A versão da Red Eléctrica
A REE, por sua vez, rejeitou a acusação de má planificação. A empresa afirma que a primeira oscilação detetada ocorreu numa instalação fotovoltaica em Badajoz, ligada à rede de transporte. A partir daí, verificaram-se desconexões não justificadas e falhas na absorção da sobretensão por parte dos geradores, o que levou ao colapso em cadeia da rede elétrica ibérica. A empresa também alega que o cumprimento das obrigações por parte dos geradores teria evitado o apagão.
Segundo Concha Sánchez, diretora-geral de Operação da REE:
“Se os geradores com obrigação de controlo dinâmico de tensão tivessem cumprido, não teria havido apagão.”
Nem o relatório da REE nem o do Governo espanhol revelam os nomes das empresas visadas, alegando motivos legais de confidencialidade.
Uma das conclusões oficiais mais relevantes é que não houve qualquer ciberataque envolvido no apagão, contrariando rumores iniciais. A confirmação foi feita pela ministra espanhola da Transição Ecológica, Sara Aagesen, durante a apresentação das conclusões da comissão de investigação.

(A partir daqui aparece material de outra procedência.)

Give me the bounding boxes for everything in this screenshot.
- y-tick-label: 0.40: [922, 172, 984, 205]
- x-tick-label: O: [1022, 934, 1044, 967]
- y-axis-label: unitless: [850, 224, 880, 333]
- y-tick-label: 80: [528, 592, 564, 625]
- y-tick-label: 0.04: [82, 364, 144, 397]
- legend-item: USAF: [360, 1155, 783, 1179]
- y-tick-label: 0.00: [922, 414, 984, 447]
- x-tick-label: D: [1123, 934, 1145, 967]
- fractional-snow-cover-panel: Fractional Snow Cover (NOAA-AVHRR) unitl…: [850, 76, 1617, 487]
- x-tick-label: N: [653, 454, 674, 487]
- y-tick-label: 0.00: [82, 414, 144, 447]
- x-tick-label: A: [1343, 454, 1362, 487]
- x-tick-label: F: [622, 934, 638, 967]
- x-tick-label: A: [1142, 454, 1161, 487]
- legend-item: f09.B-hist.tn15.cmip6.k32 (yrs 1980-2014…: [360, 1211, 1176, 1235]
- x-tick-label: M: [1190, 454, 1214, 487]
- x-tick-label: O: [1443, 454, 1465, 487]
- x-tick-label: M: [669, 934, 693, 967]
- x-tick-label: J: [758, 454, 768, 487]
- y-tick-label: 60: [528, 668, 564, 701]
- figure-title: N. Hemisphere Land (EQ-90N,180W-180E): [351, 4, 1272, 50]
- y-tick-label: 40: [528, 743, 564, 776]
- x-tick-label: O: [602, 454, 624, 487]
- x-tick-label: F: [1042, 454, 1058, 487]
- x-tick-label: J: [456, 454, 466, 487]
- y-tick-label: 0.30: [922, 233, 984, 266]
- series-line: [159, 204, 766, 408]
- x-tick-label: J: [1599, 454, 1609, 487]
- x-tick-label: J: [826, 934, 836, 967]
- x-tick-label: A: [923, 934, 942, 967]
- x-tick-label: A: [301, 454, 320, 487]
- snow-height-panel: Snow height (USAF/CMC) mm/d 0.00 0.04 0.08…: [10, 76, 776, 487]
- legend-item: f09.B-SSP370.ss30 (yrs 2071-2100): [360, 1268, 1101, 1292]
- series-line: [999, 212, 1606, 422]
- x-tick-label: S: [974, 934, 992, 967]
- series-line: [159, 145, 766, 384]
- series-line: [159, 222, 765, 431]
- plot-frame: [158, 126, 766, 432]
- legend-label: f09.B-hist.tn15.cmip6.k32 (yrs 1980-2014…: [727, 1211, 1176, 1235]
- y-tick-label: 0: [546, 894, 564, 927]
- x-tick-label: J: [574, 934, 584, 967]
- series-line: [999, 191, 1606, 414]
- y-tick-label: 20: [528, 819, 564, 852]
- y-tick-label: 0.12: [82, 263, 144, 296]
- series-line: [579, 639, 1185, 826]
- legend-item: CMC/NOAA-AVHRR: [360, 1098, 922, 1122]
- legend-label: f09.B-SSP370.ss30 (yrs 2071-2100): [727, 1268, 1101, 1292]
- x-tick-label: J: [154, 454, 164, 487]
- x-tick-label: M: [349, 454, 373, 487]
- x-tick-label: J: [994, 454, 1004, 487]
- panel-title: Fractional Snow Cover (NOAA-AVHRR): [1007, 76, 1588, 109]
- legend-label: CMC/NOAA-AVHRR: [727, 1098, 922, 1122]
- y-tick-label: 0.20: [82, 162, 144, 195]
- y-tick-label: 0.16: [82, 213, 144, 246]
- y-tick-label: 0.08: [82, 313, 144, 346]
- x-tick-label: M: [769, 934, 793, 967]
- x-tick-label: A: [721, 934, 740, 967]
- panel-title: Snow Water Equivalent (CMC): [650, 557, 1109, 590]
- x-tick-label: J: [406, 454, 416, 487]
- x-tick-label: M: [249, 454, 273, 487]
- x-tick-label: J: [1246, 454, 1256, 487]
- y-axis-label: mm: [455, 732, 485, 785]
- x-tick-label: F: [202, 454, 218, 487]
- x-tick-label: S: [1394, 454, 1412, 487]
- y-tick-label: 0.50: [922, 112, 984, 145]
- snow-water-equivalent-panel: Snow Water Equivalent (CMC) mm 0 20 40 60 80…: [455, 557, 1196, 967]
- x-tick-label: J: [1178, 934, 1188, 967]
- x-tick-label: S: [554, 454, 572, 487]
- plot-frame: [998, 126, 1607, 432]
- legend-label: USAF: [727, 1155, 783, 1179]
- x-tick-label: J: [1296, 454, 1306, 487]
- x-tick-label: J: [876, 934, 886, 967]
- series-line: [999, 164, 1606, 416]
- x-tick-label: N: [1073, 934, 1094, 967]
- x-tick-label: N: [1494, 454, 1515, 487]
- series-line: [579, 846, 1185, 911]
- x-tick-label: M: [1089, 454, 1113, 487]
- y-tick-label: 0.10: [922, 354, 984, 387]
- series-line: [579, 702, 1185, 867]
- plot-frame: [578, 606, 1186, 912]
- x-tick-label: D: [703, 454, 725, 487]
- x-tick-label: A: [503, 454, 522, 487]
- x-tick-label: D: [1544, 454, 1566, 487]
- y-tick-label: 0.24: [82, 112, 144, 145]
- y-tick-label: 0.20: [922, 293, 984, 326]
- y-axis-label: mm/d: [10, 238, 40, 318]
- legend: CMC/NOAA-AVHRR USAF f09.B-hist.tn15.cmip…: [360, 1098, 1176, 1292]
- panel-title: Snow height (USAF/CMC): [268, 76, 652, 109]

O incidente levou várias associações e empresas do setor das energias renováveis — em Portugal, Espanha e a nível europeu — a apelar a mais investimento nas redes elétricas e em baterias de armazenamento. Estas entidades destacam a complexidade da gestão de um sistema elétrico com forte integração de renováveis e defendem a urgente modernização da infraestrutura.
“Este incidente sublinha a urgência de acelerar o investimento em infraestruturas e tecnologias que garantam a resiliência das nossas redes elétricas. A transição energética para as renováveis é incontornável, mas exige uma modernização robusta e inteligente que assegure a estabilidade e segurança do fornecimento. Precisamos de sistemas mais flexíveis e soluções como o grid-forming e o armazenamento de energia para evitar que falhas pontuais se transformem em apagões em larga escala”, sublinha José Trovão, Head of Energy no ComparaJá.
Uma forma essencial de fazer boas escolhas no setor energético é através do aumento da literacia sobre o tema. Comparar as diferentes empresas, os preços que praticam e as condições associadas é um passo fundamental neste processo.
O responsável reforça ainda: “É crucial aumentar a literacia energética da população. Compreender como funciona o sistema elétrico e os fatores que afetam a estabilidade da rede capacita os cidadãos a tomarem decisões mais informadas e a apoiarem as transições necessárias para um futuro energético mais seguro e sustentável. Sem esse conhecimento, é fácil cair em desinformação e atribuir culpas de forma injustificada.”
Um dos pontos mais sublinhados é a necessidade de apostar em tecnologias como o grid-forming, um tipo de controlo avançado que permite estabilizar e sustentar a rede elétrica mesmo com fontes variáveis como a solar e a eólica. Estas tecnologias, combinadas com sistemas de armazenamento, são vistas como essenciais para garantir níveis de tensão estáveis, segurança energética e maior resiliência do sistema.